Before our big day, speaker Greg Panos, a virtual reality pioneer, plugged me into the weekly Dr. Future radio show, where I talked about TED. I come in at about 51:50 for 35 minutes. I loved the chance to hear myself think about what was going on.

 

We showed Graham Hancock's "censored" video to cheering applause. Here's a comment of Graham's that sizes up the potentially paradigm changing cusp we are on:

 

The whole process of grappling with TED has been extremely painful, time-consuming and energy-draining but this is a small price to pay for the many good things that are going to come out of it. These strange events in which we are all caught up will, I think, prove to be of the greatest significance in the long run -- the first serious breach in the dam of rigid materialist thinking that has become such a major block to human progress.

 

Graham's skill as a journalist has come into play in chronicling the TED saga.
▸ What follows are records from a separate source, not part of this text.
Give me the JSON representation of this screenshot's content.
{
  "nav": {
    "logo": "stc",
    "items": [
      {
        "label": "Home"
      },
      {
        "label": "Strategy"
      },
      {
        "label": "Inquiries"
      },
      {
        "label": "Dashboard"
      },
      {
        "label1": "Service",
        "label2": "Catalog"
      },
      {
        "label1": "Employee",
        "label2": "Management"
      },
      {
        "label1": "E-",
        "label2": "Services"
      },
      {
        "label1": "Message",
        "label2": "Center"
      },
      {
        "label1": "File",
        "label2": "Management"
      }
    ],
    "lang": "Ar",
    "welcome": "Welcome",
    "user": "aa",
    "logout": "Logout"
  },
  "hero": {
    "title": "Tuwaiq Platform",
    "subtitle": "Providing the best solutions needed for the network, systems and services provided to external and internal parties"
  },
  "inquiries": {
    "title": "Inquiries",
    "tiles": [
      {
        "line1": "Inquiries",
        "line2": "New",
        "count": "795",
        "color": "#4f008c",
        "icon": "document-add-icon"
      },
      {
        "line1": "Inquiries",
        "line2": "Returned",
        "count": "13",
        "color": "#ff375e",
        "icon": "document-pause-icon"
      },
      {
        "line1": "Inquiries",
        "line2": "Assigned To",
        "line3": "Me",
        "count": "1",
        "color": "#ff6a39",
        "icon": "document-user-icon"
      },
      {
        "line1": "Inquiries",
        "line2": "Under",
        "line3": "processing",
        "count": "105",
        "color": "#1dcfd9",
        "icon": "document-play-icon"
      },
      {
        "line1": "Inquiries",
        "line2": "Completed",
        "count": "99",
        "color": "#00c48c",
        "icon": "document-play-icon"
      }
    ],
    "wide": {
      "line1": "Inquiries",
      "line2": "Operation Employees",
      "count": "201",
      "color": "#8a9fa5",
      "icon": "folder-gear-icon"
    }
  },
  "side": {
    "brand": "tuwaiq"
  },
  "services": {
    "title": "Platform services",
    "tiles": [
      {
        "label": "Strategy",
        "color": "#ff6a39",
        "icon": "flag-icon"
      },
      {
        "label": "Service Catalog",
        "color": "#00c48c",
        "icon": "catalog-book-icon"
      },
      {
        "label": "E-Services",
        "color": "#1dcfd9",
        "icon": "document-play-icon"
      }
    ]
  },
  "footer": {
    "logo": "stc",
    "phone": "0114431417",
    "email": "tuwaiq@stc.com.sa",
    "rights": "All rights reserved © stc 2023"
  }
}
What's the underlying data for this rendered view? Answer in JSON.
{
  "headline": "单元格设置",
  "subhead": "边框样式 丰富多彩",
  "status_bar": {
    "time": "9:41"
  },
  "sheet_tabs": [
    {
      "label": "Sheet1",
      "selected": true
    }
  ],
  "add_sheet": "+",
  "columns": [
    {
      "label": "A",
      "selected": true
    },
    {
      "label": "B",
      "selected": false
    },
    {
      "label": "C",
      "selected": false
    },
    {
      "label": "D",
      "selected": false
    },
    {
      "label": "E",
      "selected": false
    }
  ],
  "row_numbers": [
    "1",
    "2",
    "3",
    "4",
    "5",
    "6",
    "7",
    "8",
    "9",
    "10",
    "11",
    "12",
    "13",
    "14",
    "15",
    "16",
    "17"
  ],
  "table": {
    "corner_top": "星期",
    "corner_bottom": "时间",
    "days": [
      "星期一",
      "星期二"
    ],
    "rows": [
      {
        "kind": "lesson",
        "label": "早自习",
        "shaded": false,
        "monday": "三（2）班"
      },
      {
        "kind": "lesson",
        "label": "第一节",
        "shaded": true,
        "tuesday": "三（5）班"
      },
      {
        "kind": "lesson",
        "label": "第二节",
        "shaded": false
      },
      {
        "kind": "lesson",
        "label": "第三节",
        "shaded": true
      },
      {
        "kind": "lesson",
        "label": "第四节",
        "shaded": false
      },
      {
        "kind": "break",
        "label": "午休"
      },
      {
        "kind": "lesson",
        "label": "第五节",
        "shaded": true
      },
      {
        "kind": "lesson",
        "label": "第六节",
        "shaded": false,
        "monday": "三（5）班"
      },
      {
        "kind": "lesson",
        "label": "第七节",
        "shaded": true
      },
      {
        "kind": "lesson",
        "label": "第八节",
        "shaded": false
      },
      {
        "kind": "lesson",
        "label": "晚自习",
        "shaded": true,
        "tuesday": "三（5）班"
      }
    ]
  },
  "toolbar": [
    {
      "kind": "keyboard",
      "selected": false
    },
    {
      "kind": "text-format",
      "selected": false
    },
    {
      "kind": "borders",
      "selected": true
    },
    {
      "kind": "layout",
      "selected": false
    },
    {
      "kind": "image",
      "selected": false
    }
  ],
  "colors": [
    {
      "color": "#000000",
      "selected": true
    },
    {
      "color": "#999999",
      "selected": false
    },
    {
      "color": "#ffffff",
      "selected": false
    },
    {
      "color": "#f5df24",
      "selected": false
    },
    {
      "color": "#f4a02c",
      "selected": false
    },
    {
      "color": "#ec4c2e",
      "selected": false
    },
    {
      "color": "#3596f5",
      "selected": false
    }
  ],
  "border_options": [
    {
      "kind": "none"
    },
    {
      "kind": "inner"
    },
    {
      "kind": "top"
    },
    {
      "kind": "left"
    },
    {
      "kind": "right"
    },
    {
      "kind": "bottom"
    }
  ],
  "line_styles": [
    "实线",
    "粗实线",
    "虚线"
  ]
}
His up to the minute report is on Facebook: "Stunning intervention in the TED controversy by 19 leading scientists."

 

Graham will be in L.A. the week of May 19 and we're putting something together to be Livestreamed. Details tba. If you are in L.A. and think you should be in a small, invited audience of movers, shakers, paradigm changers and master tweeters, be in touch. Also, in L.A., if you're a webmaster who likes to serve paradigm-changing enterprises, be in touch. 

 

And here's a sharp blogger, known as C4Chaos, to whom Craig Weiler pays homage. Read his fine TED appraisal here

 

I was remiss at our event in not honoring the wonderful team that brought it to you. I got Scott Balanda and Joan Hangarter, who were the core team, up on the stage, but I never did pay proper homage to Mike Austin, Loren Lewis, Madeleine Schwab, Wanda Webster, Christopher Mack, Elizabeth England, Rick Stoff, Paul Nugent  and Shari Covens, who deserve the loud cheers I'm now psychically beaming their way.